My dad always had the place all decorated for Christmas - tree up, Dickens' Village displayed (that's an entire blog to itself - but 'village' is a misnomer - he had a real metropolis). After the meal we'd play a game or two that my brother would bring - those games that made you think, not board games. I can't remember the names but there was one that you got clues about a crime and had to solve it and other brain teaser type games like that. When it got late we'd head back to Bakersfield, fall exhausted into bed and then get up early for the drive home. The SO knows how to make time on the I-5 so we're typically home by lunch.

Like I said, this year with my son's job and my daughter's move, we're not going south. I will try to make it a nice occasion and hope that we don't miss the family too much. I know none of us will miss the drive or the hotel. I feel a bit sad that the first year without Mom, Dad will also be having Thanksgiving without me and mine, but since neither of my siblings bothered to ask what my plans were and if there was any way to accomodate them, I'm thinking that I won't be much missed.

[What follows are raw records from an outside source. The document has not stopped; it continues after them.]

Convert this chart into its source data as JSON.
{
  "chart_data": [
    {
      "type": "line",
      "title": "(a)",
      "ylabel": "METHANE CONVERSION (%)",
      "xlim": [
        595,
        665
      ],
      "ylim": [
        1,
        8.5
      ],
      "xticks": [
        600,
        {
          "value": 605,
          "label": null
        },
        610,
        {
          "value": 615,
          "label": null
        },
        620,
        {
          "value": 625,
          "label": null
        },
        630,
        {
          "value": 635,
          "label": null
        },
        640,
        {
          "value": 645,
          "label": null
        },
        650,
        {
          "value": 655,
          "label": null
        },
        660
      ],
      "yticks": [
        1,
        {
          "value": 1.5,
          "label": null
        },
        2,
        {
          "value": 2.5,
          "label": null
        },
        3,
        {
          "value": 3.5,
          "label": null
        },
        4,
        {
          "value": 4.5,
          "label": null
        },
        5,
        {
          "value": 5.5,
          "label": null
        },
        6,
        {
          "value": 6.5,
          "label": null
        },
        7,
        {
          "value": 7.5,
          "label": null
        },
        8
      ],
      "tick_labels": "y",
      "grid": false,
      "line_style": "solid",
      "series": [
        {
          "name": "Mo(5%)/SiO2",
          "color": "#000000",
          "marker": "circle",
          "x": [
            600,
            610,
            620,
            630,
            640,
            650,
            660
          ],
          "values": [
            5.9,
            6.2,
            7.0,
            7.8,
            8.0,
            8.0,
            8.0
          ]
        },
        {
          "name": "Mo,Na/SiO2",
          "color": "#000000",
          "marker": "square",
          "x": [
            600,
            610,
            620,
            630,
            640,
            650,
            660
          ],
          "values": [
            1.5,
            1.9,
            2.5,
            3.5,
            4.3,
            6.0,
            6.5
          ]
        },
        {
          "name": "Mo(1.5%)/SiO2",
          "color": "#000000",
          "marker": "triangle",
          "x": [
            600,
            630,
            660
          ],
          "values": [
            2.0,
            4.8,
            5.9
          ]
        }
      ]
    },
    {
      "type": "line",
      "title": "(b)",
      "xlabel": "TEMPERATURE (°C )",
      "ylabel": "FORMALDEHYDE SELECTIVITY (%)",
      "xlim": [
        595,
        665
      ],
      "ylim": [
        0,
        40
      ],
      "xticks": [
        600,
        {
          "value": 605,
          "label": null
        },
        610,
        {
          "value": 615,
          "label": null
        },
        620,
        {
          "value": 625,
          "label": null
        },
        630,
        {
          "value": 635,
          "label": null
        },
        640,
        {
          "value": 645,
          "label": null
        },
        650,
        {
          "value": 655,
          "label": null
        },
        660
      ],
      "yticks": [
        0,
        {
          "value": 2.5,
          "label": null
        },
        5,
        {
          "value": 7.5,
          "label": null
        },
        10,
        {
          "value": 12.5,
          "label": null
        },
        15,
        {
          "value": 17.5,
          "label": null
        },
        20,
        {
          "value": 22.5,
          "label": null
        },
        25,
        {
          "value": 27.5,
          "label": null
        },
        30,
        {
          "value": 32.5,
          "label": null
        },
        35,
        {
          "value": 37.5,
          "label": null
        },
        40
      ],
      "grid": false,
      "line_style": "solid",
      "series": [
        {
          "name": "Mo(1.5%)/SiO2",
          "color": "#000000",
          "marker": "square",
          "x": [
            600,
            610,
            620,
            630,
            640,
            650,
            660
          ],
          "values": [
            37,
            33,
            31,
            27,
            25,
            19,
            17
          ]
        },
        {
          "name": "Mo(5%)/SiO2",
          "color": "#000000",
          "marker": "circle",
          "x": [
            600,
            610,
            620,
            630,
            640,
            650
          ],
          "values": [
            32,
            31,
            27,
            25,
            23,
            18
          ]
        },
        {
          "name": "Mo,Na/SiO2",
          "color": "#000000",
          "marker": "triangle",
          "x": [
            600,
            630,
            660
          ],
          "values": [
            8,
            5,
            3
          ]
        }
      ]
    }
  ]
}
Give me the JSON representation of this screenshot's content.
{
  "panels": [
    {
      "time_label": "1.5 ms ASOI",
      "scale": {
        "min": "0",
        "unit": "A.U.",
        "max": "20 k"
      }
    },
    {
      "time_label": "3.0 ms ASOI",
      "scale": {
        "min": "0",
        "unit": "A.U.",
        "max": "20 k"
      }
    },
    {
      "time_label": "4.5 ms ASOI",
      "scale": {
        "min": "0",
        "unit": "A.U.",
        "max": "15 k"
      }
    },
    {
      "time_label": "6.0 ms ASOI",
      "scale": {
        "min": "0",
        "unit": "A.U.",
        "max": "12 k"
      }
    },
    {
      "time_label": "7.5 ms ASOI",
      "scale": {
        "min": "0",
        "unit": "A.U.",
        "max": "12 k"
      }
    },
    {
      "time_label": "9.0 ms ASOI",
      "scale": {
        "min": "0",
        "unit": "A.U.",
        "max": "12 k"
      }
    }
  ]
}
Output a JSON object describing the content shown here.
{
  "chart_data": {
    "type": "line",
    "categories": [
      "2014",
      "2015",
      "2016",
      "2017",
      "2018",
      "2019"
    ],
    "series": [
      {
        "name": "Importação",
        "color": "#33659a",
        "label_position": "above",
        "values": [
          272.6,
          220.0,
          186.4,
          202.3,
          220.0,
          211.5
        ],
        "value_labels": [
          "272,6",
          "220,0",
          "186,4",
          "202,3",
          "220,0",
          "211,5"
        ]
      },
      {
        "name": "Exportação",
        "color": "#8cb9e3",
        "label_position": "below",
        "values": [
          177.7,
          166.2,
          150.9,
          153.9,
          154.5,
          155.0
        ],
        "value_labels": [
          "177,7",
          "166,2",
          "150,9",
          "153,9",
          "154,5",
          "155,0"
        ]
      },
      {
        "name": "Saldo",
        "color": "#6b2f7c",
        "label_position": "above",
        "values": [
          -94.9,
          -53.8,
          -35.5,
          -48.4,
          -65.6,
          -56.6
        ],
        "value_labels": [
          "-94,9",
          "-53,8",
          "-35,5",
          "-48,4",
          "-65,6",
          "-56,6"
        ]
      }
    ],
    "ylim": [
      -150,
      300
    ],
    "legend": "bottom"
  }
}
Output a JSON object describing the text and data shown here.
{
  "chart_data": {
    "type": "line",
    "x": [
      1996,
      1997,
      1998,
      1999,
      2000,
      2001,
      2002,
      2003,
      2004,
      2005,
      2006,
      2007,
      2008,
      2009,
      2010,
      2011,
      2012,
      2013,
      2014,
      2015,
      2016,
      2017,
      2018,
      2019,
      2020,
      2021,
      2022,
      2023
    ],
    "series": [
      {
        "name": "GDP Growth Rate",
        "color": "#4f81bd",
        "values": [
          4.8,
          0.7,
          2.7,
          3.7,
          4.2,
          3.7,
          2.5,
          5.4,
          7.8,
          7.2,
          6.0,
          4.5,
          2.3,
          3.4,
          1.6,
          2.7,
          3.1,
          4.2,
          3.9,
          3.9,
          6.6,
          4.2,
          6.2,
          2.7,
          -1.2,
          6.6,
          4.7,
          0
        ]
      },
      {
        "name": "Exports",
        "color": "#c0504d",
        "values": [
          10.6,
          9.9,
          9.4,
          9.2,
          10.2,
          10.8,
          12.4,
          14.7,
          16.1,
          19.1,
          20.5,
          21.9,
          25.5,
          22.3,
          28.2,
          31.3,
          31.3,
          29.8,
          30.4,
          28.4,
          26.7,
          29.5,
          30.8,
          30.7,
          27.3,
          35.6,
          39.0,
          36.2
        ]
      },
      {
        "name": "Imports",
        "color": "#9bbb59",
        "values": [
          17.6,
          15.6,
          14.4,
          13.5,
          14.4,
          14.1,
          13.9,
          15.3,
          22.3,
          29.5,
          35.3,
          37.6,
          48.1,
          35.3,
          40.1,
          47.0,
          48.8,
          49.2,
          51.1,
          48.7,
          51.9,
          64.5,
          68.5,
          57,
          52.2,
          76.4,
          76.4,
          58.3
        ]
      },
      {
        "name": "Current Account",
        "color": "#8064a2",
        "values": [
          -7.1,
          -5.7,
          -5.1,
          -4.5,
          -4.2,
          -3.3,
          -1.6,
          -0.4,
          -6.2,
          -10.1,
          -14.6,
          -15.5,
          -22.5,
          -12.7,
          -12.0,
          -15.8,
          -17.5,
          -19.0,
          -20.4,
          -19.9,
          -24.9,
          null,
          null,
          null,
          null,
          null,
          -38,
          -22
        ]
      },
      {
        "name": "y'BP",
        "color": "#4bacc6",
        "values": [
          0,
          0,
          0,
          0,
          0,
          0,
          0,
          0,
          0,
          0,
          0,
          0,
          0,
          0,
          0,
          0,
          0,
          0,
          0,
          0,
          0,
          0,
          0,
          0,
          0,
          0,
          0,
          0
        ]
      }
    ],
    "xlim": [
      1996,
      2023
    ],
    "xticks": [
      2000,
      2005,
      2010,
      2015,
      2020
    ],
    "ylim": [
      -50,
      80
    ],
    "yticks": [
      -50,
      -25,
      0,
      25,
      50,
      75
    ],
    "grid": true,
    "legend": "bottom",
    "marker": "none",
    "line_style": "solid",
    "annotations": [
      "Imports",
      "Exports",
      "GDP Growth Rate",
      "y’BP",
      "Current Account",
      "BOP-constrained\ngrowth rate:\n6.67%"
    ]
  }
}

I took today off so I could do a couple things. One is pick up the moving truck for my daughter. The other is clean. I'm not a great housekeeper so it will be less than Herculean but more than "just a little tiding up will do it"

I hope you all have wonderful Thanksgivings. Blessings on all of you, I'm very thankful we've had a chance to connect.



2 comments:

Thumper said...

3 hours to heat up a pre-cooked turkey? I can cook one in less time that that (well, a 10-12 pounder...I've never done anything bigger than that.)

We're not going to see family this year, either. Instead, we're going to a movie and having dinner at Denny's. Instead of scrambling to cook and do all those dishes (which, SUPRISE, falls onto me) I can relax and enjoy ebing with the guys.

The last couple years it was just the Spouse Thingy and I...I cooked and now I wonder WHY. I have a feeling this year will be much more enjoyable (for me, anyway!)

Happy Thanksigiving!

Esther Avila said...

Staying at home for a quiet Thanksgiving can be beautiful too. I know you'll think about family and miss them but you can also cherish what you have. I have always gone home for Thanksgiving (aka-mom's) but I remember one year when my daughter had just gotten over the chicken pox. Two sisters made such a stink about it (don't get them near my children) that we opted to not attend. We went to Sizzler's. It just wasn't the same. I would have rather been home -- just the three of us -- with a little turkey.
Happy Thanksgiving Dawno! I'm happy to see you're going through with TG dinner.